All of our mats have small touches that allow players to tell a story and build their own narrative. In the case of the Industrial Zone, this meant things like the blood smear that leads… somewhere or lights that seem to be coming on. What created that blood spatter? What machinery is powering up? We don’t know, and if you just want to slap some terrain down and duke it out in matched play you can, but if you want to use the mat to create your own unique narrative, the design supports that.

Always Enhance, Never Distract

One of the reasons we started Skirmish Mats is because we were frustrated with how much time we and our gaming groups spent working on our minis — building, painting, converting, creating backstory — only to slap them down on something that looked like a stock photo of Mars from Unsplash. So we knew we wanted top tier designs, but in the end it’s the minis that are the star of the show and the mat should never take away from that or make it harder to read the game state when you’re playing. This is a tough balance to strike, but it’s core to our ethos and the Industrial Zone really nails it.

The Process

We started off simple, trying out a few different tile types to see what felt right. While we knew that most of the board would be a “standard” tile, we wanted to make sure there was enough variation while not being overly busy. The “air vent” style is a house favorite, even though it didn’t make it into the final design.

Early Industrial Zone Tile Explorations

While this isn’t true of all of our designs, the initial pass at the Industrial Zone isn’t too different than what you see in the final product.
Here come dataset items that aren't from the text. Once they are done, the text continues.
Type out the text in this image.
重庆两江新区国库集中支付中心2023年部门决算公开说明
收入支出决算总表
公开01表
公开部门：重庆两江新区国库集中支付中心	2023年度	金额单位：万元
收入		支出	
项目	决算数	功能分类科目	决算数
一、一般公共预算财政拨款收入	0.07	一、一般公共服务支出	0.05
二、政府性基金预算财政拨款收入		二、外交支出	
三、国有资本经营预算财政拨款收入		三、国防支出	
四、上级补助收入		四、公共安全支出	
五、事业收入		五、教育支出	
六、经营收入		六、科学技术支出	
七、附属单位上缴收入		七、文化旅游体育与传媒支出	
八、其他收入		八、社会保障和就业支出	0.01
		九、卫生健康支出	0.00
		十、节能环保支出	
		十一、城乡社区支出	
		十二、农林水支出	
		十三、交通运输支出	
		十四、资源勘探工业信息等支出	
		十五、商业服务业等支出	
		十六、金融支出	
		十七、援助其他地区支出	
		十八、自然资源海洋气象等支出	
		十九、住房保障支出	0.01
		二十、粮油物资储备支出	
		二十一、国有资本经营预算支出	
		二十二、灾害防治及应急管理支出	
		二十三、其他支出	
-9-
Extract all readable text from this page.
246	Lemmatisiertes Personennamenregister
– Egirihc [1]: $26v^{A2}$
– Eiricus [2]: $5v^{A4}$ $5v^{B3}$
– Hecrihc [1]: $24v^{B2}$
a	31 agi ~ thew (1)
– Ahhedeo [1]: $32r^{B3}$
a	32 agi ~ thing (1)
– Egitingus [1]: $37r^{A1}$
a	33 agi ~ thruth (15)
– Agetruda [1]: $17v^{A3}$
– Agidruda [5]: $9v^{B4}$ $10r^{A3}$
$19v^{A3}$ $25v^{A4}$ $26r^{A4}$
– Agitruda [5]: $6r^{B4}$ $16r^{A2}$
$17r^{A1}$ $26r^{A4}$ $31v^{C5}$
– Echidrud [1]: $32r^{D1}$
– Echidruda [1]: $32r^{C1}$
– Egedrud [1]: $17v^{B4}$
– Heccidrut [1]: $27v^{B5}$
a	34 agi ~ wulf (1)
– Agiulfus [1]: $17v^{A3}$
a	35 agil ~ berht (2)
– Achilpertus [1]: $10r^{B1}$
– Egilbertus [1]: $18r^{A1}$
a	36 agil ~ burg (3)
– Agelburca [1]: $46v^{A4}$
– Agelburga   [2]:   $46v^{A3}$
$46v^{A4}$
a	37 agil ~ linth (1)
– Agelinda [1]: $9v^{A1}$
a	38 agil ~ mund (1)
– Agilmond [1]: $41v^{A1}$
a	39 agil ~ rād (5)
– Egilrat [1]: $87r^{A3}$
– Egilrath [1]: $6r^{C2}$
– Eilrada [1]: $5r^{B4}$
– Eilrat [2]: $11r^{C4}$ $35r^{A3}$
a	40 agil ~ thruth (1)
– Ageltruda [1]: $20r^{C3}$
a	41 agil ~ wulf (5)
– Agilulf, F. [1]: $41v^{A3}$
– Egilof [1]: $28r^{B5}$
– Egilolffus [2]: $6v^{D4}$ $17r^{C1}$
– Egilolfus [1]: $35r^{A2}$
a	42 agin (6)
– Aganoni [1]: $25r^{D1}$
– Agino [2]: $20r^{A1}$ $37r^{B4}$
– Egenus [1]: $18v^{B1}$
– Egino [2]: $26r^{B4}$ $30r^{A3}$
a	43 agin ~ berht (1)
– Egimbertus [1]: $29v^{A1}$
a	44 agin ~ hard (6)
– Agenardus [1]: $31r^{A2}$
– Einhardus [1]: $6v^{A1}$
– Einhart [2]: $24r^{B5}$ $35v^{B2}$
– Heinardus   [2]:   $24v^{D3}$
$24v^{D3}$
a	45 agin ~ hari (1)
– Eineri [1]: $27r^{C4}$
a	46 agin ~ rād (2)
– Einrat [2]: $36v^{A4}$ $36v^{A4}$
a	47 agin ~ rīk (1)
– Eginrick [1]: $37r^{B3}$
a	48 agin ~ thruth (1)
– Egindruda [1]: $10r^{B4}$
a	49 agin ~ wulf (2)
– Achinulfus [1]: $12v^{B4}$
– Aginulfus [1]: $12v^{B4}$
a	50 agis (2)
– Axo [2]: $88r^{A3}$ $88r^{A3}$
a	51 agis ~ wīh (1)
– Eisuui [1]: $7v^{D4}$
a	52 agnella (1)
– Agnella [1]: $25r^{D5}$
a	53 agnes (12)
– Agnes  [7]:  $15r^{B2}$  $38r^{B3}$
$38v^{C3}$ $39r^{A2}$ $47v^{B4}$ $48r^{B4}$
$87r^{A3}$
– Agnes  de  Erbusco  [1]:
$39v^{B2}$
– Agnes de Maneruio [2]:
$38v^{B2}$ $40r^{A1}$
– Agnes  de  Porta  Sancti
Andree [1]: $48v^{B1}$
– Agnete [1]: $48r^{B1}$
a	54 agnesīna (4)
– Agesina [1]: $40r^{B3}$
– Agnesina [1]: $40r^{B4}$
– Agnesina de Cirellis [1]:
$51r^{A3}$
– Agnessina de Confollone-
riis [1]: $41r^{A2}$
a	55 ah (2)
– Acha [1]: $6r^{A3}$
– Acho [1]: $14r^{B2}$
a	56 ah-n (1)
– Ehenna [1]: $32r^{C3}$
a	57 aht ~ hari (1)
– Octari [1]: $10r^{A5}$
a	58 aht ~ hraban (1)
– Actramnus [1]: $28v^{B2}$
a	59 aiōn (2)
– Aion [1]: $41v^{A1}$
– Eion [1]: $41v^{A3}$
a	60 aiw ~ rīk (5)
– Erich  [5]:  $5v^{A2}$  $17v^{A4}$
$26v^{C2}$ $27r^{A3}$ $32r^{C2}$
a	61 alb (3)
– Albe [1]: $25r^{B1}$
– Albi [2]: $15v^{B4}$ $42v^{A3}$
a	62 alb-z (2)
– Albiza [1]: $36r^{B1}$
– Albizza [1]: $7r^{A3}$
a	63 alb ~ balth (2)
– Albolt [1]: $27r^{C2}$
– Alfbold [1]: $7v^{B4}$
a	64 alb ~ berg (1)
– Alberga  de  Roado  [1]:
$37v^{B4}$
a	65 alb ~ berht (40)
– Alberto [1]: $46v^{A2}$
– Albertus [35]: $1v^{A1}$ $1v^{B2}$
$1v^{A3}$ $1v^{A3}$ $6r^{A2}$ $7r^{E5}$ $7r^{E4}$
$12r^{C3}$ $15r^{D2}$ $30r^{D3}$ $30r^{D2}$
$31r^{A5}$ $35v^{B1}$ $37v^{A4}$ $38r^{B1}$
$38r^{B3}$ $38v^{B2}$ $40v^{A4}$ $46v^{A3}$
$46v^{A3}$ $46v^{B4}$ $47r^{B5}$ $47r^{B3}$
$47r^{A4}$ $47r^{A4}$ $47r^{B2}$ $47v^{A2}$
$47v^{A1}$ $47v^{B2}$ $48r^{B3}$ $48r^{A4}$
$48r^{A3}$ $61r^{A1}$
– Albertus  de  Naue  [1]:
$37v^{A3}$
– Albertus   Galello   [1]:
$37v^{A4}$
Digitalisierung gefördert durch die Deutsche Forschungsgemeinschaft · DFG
We played with different hues to see what felt best, with an emphasis on making sure it felt grimy and worn down, but would still work with a variety of settings.

Version 1 of the Industrial Zone design in two different colors

By the next round of iterations we had honed in on some of the key elements of the mat. You can see the loading dock area along with the new piston tile as well as the near-final version of all hatchways. We also removed some of the heavier grime and the largest blast marks, though this made a reappearance in the 44x30” version of the mat.

Industrial Zone mock up with various production notes

We always knew we’d need a splash of color on the final mat, so after tweaking the values of the blood spatter we punched up the hazard stripes to a proper yellow, and voila! The first Skirmish Mat was done!

The Result

The Industrial Zone remains our most popular design to this day, and we now offer it in our full range of sizes. The 36x36” version has become the Internet’s favorite choice for Necromunda, and we couldn’t be happier.